Gulf of California

Becoming a “shell-fish person”
by -- April 21st, 2017

I’ve never been a “shell-fish person”. In fact, while growing up, my family often got fresh mussels from the beach and prepared it for special occasions, while I sat looking terrified at the idea of eating an animal that came from a shell.

Two days ago on our trip to Puerto Libertad, a town about three hours from Kino, I changed my mind. For the first time, I tried shell-fish and really enjoyed it. Perhaps it was the historical and economic importance of this food-source. Or perhaps it was the context in which I was trying the shell-fish. Or perhaps it was the freshness, the sauces, the gastronomic value of the clams.  Most probably, it was the combination of factors that created a perfect combination for the tastiest shell-fish I have ever had.

Alemejas, clams in Spanish, are an important food source in the region. There are multiple kinds of clams eaten and harvested: white, red and chocolate clams. These have historically been a stable food source for the region, although in more recent history, other sources of protein such as bovine meat and pig have gained a greater importance in the local diet. Nonetheless, clams still play an important part in the economy of coastal areas and in the food consumed, even in locations far from sea. At a whole-sale market, for example, each red clam will sell for at least two dollars. This historical and economic importance of clams has led to recent population declines of all species except for the chocolate clam. COBI, a civil society organization that works with marine conservation in Baja Califronia, Guaymas, Mexico City, and the Caribbean side of Mexico, implemented a model of sustainable fisheries management to recuperate the populations of clams. This model is being put into action in Puerto Libertad, the town where I was lucky enough to try these delicious creatures. The clams I got to try were a direct product of the resource management project that works with three clam fisheries cooperatives. The one we interacted with was led by Gabriel.

Our clam-chef, Gabriel, was the president of one of the cooperatives that works with COBI in the sustainable harvesting of clams in the region. While preparing fresh clams for us, Gabriel enthusiastically answered our questions and explained his role in the fishery industry. He plays an active role in maintaining the industry sustainable. For instance, his product has recently received more demand due to its sustainability from restaurants in Mexico City and resorts. However, Gabriel sees himself as a protector of the clam populations and has recently struggled with meeting demand while still ensuring that clam populations are maintained at sustainable levels. Each bite of clam demonstrated Gabriel’s dedication in his cooperative, in his work with COBI and in ensuring that clams continue to feed people sustainably.

History, economic importance, sustainability and Gabriel’s dedication were large components to why, for the first time, I was able to appreciate shellfish.

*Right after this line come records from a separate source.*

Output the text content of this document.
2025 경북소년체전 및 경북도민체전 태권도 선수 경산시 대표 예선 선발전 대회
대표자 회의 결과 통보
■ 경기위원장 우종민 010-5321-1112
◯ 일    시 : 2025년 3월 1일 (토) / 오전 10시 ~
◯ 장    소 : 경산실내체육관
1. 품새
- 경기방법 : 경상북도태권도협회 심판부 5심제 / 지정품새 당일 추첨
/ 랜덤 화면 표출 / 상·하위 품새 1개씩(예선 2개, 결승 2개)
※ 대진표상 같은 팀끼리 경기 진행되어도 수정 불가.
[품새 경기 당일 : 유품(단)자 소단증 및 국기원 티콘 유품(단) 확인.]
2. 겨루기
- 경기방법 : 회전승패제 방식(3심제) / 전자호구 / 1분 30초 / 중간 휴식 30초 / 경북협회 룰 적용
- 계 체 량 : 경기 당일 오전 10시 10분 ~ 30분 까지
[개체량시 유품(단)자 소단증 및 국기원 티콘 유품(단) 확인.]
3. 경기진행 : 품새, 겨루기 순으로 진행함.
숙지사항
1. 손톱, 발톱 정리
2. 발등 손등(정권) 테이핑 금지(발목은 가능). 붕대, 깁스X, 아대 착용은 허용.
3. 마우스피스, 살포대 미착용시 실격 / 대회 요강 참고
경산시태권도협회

I cannot deny, however, that the freshness, the delicate preparation and our location, also played a role. To start, I witnessed the freshness of the clams as soon as we walked up to the gazebo where Gabriel was waiting to prepare clams for us. Gabriel had received the clams from fishers that morning. Wrapped around a net, the clams still had the smell of salt-water. As soon as we arrived, he began opening them, carefully cutting out the parts that we were to eat (all but the gonads and the intestines). Each half-clam was individually rinsed and put aside or a brief second. He began preparing it, and I saw what seemed to be an unusual combination: chilli, Worcester sauce, soy sauce, lime, hot sauce, oyster sauce, a pinch of salt and a pool of Clamato, a drink comprised of clam powder and tomato juice. Together, these flavours mixed with the firm texture and sweet taste of the clams to create a flavourful explosion for my taste buds. All of this, happening meters away from the beach, the pristine blue water, and tall, arid mountains in the distance.

I guess I can safely say that there was no possible way that I could have not enjoyed the clams. With each piece of clam, I understood a part the puzzle that made clams so delicious and important. One bite: history. One bite: economic importance to the area. One bite: sustainability successes. One bite: pure dedication. One bite: intense flavour. Together, these formed explosions in my mouth and created an appreciation for these shelled-beauties that I would have never had otherwise. After consuming multiple clams, I guess I can safely say now that I am a “shell-fish person”.

Beautiful red clams prepared for us by Gabriel (Photo taken by Rachel Cohn)

 

Beach close in Puerto Libertad, close to where the preparation of the clams took place.